The show had its down sides, especially the closing with a clumsy rendition of "Jane Says." Other songs were also failed attempts at sounding like the record. The guitarist, who was excellent on Nothing's Shocking, was only mediocre live. And while the band had a lot of energy, it sorely lacked spontaneity. The guitarist wore dark sunglasses and hardly ever looked up from his guitar. Although the bassist and drummer are superb musicians and made their presence known musically, they appeared to be nothing more than backup musicians on stage. Farrell danced around in his own unique style, but it all seemed very calculated. The band barely acknowledged the crowd, except when Farrell gave the audience his bottle of wine.
The audience, a diverse mix of punkers, metalheads, and college preppies, didn't seem to notice the band's lack of interest and was wild for the whole show. Fans threw themselves on top of the crowd, and there was constant slam-dancing near the stage. Unfortunately, the show ended after only an hour and a quarter, at which point the audience seemed just warmed up.

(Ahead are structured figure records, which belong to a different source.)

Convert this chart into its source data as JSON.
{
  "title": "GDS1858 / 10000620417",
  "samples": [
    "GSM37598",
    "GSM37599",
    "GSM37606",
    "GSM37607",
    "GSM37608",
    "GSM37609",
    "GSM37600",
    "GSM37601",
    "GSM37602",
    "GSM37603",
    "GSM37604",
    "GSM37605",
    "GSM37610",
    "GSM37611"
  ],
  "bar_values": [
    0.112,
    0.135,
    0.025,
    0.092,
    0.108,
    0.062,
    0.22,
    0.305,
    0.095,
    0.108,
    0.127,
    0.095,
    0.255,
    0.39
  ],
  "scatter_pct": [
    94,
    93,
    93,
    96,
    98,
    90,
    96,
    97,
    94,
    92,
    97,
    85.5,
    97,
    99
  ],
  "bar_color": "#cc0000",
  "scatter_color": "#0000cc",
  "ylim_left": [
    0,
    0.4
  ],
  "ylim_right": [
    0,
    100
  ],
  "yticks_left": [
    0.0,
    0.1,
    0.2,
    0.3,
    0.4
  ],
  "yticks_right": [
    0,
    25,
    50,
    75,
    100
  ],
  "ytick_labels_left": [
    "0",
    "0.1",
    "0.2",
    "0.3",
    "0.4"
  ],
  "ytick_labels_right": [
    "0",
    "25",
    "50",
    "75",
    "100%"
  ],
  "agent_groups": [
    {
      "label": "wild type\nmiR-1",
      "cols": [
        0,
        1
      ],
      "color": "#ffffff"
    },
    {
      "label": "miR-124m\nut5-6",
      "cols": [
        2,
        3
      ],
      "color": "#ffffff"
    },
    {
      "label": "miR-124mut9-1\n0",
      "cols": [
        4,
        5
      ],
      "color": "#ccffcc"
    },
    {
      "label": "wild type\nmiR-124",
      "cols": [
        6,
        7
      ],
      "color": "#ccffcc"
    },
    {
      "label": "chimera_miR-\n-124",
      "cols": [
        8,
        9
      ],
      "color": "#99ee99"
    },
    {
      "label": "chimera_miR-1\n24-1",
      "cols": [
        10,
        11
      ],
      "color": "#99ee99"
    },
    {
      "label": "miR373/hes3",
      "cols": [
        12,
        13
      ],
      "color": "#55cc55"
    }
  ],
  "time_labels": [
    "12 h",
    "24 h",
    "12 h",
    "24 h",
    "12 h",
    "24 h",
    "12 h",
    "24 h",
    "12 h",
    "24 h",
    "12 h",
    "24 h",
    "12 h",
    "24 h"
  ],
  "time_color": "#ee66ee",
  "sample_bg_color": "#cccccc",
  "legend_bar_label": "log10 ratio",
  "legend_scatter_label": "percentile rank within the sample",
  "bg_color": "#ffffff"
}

Jane's Addiction is a great band on record, and although their live performances don't always match up to their recorded ones, I look forward to the next time they play in Boston. As they become more popular, they will probably play bigger shows and become more boring and calculated live. Their December show at T.T. the Bear's, a club a fraction of the size of the 1000-plus capacity Citi, was, according to common consensus, a better show. At least if their live performances get dull, there'll always be the record.